Pinkcourtesyphone is the not so secret alter ego of renowned sound artist Richard Chartier, and while it seems to be geared more towards a looser, more relaxed sensibility than the serious artist guise that is usually thrust upon him, it lacks none of his careful attention to structure and detail.  Quite a bit of the material on this compilation (recorded erratically between 1997 and 2011) could pass for his normal work, but throws enough curve balls to give it a distinct identity all its own. While the imagery and mood conveyed seems to lean a bit into the world of camp, it never goes too far. It isn’t afraid to defy expectations either, however.  For example, the overt sampled voices on “Wistful Wishful Wanton” and “Afternoon Theme/Germs Through Wires/Evening Theme” would never pop up on a traditional Chartier composition, but here they work, even if they’re treated and layered into near indecipherability.

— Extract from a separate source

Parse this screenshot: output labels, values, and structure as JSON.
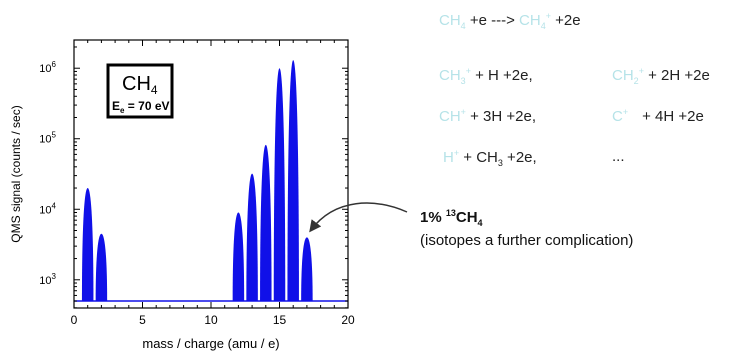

The textural, analog noises of “A Dark Room Filled With Plastic Plants,” however, isn’t that far removed from the style he’s known for, though the shift into almost uplifting, dreamy electronics at the end seems a bit more maximalist than I would have expected.  The same goes for the echoing, reverberated clicks and clacks of “Here is Something…That is Nothing,” which are occasionally disrupted by the almost techno-ish synth swells and jarring outbursts of sound.

The aforementioned “Afternoon Theme…” especially mixes things up, right from its opening of distant, jazzy horn like sounds and twittering, colorful electronics.  With the exception of some passages of dissonant, machinery hums, it is far more in line with musicality than the clinical studies of sound he usually does.  In general, the three long (20+ minute) pieces that make up the bulk of this album are surprisingly varied and dynamic, even if they often delve into quiet minimalism.

At first I was expecting Foley Folly Folio to be a bit more of a drastic departure from Richard Chartier’s normal work…for some reason I was bracing myself for disco beats and house music orchestral hits, but the result was not quite extreme as I thought.  In truth, it is probably all the better for that, and it does have a more relaxed, inviting feel overall.  While I like the usual detached, clinical approach to sound art that Chartier usually engages in just fine, the unpredictability of this one made it stand out as rather unique, compelling, and even a little fun at times.